In spite of the past not always being the best predictor of future performance, it’s surprising to see the level of system blindness that decision makers still exhibit.
Let’s look at a decision to enter a new international market as an example. The strategy and factors that contributed to success in one market by all means do not guarantee success in a different market.
Instead of following a step-by-step approach to better understand the system dynamics of the new market, most of the time leaders adopt a copy and paste approach resulting in widespread failures.
Even though there are tell-tell signs of the expansionary move heading sideways, leaders push ahead by implementing the bad strategy. An indication that plan continuation bias is probably the contributing factor.
Simply put, plan continuation bias is the tendency we all human beings have to continue on the path we have already chosen or fallen into, or pursue a decision we have made without rigorously checking whether that is still the best decision or not.
In business decisions, this form of bias is prevalent in strategy implementation, project management, as well as forecasting and planning. We often don’t take the time to review the plan against actual results and change course. We persist even when the original plan no longer makes sense.
It could be that the system in which we based our original plan assumptions has significantly changed, ultimately requiring us to take a step back and reflect to better understand what’s going on and decide how to proceed.

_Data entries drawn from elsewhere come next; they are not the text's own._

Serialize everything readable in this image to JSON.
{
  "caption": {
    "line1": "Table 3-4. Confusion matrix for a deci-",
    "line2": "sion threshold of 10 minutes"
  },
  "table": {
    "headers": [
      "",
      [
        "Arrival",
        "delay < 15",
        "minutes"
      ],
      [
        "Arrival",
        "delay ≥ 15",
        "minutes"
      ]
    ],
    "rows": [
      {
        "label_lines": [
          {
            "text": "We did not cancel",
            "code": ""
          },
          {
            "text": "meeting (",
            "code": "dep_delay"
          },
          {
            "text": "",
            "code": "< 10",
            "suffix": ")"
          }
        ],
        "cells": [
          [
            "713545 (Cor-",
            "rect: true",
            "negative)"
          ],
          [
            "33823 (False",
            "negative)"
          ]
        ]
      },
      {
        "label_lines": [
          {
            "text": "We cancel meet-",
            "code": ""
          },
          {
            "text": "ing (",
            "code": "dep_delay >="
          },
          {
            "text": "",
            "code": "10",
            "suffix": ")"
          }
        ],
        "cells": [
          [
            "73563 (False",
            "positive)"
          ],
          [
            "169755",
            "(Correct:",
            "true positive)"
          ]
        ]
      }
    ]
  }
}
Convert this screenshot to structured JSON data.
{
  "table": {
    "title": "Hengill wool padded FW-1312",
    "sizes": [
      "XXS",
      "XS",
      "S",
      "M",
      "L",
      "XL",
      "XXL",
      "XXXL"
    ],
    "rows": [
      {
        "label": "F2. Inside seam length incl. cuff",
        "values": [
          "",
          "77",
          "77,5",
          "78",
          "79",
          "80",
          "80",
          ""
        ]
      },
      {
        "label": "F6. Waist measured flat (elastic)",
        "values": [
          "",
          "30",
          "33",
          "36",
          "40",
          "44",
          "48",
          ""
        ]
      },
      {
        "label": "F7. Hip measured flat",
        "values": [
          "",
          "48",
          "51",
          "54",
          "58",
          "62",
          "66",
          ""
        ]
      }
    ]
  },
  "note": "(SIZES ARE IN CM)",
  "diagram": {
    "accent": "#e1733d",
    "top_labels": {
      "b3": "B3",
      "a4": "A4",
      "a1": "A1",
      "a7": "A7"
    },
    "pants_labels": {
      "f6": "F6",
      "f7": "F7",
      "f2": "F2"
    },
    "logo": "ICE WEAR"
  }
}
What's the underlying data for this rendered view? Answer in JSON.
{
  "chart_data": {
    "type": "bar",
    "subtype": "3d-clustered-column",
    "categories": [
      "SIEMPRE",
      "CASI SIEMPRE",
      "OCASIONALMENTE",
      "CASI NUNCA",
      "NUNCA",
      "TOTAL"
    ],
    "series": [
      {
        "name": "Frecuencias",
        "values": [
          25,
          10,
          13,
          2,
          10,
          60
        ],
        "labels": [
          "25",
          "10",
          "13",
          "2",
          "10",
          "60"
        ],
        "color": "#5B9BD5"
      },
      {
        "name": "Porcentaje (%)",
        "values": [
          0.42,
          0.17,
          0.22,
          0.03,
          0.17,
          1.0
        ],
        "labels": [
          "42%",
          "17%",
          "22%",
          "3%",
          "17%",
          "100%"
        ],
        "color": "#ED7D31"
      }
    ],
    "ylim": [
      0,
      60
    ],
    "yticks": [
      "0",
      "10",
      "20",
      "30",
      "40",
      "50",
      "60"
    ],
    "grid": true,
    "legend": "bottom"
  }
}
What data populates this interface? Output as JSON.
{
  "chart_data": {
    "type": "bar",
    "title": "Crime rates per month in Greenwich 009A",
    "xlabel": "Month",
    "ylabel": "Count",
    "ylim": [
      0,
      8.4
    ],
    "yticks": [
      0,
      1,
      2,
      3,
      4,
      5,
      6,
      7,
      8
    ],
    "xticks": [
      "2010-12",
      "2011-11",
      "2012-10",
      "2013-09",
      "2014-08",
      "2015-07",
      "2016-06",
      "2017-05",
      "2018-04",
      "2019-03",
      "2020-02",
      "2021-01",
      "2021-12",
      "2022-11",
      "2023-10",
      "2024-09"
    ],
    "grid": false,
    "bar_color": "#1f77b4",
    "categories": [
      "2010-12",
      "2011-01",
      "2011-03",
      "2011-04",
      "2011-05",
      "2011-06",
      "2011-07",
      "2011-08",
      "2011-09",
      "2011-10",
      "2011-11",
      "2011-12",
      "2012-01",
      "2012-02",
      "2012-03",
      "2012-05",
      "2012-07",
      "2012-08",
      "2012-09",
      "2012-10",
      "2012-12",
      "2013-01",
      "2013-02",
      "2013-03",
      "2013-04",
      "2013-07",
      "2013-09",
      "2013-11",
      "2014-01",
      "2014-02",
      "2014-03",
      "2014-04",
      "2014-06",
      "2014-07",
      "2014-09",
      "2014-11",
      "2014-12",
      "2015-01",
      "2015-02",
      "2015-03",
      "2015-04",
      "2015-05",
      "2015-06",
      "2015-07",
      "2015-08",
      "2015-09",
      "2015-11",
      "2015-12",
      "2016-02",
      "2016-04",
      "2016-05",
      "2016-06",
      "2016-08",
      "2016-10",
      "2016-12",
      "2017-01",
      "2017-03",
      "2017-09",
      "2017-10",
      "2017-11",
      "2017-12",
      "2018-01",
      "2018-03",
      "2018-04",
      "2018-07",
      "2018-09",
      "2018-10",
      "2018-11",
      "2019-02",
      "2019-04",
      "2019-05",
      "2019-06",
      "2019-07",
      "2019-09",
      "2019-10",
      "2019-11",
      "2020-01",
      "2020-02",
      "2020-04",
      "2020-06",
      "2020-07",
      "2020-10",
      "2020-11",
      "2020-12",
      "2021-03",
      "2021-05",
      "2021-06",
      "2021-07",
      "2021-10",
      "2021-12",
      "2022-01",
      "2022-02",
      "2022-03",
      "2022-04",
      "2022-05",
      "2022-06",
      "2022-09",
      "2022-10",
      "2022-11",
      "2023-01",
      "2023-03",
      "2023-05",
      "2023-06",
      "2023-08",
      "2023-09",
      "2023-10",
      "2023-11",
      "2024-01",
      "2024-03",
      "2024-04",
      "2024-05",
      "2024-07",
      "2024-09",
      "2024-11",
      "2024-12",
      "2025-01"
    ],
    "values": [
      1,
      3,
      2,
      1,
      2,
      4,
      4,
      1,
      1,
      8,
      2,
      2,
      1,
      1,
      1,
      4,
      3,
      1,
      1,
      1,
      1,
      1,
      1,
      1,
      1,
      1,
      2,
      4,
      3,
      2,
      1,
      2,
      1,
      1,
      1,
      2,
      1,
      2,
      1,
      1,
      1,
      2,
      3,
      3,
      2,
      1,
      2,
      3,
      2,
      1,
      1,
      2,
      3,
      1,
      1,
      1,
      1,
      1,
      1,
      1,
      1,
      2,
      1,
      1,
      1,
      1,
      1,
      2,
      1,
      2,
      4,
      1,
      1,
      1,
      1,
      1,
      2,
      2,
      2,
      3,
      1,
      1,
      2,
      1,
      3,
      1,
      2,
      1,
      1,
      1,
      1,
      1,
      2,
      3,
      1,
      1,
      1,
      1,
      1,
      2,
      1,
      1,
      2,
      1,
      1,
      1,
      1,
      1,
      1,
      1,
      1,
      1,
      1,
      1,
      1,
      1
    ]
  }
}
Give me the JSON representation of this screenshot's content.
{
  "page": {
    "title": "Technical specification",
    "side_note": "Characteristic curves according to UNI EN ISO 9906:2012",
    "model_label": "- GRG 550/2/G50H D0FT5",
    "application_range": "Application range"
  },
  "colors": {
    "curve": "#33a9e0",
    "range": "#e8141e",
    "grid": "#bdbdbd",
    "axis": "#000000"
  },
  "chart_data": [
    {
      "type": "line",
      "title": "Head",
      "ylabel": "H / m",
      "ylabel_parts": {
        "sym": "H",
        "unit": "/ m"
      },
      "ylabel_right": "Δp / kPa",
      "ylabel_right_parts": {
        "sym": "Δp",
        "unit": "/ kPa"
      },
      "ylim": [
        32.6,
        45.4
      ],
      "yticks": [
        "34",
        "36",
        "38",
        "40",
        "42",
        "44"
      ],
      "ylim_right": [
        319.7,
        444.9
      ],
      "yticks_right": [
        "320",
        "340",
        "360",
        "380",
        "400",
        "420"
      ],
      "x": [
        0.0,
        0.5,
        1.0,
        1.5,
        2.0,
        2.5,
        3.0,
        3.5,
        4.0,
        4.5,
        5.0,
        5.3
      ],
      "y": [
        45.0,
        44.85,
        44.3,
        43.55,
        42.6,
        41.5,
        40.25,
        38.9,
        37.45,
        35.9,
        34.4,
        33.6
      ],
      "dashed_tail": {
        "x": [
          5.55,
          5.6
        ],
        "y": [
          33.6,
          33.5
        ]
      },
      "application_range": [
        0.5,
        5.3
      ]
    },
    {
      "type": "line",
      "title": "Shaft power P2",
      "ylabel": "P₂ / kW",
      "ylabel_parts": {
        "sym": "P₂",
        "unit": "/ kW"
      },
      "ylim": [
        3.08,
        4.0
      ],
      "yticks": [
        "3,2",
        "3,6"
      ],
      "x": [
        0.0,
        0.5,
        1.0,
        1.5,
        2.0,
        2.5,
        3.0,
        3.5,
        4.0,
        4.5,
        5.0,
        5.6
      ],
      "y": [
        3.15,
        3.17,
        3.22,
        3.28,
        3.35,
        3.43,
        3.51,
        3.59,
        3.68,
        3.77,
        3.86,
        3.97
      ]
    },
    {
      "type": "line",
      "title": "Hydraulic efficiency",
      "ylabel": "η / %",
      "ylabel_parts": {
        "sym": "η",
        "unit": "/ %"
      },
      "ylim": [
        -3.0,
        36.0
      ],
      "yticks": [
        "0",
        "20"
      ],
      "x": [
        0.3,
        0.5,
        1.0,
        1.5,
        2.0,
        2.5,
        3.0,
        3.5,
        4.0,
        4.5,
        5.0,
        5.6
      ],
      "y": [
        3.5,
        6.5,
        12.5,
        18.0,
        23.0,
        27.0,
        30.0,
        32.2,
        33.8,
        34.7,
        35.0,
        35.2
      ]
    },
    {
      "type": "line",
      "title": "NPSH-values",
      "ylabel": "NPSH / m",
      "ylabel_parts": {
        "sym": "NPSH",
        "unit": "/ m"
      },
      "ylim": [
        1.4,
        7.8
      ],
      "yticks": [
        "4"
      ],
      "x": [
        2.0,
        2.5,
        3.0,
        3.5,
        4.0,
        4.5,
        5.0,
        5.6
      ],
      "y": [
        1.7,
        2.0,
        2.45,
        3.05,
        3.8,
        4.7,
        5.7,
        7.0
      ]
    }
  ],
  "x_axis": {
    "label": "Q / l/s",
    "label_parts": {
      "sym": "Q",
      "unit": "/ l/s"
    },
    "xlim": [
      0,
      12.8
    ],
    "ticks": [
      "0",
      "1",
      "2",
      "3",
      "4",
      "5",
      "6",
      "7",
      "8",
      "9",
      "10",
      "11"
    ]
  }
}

Because we are so much fixated on the end goal which seems achievable, we blindly convince ourselves to push ahead or continue even if the current results are telling us otherwise. We continue to pump resources towards the plan or project, eventually resulting in waste and worse results than before.
Sometimes plan continuation bias is a result of the organizational culture. If the culture is one that doesn’t tolerate “bad news” and suppresses speaking up when circumstances change, then chances are high that everyone will become so obsessed with getting there.
Leaders should therefore encourage speaking up, and employees will not be afraid to speak up for fear of being reprimanded.
Rather than reprimand an employee who has identified flaws in the existing plan or discovers an impending project catastrophe, why not publicly praise them given that such a move sends out a message that leaders are open to receiving feedback.
Considering the complexity of today’s business environment and its tight linkages, it might not be feasible to pause each time a key decision is made. You want to avoid a situation where decisions made are more reactive than proactive.
Instead, find a balance between focusing on the tasks or initiatives to be performed and making sense of what is happening. Avoid getting fixated on one or the other.
Making sense of what is happening gives you a chance to notice unexpected threats and figure out what to do about them before things get completely out of hand.
Avoid making key decisions under time pressure and consider all plan possibilities instead of settling just on one.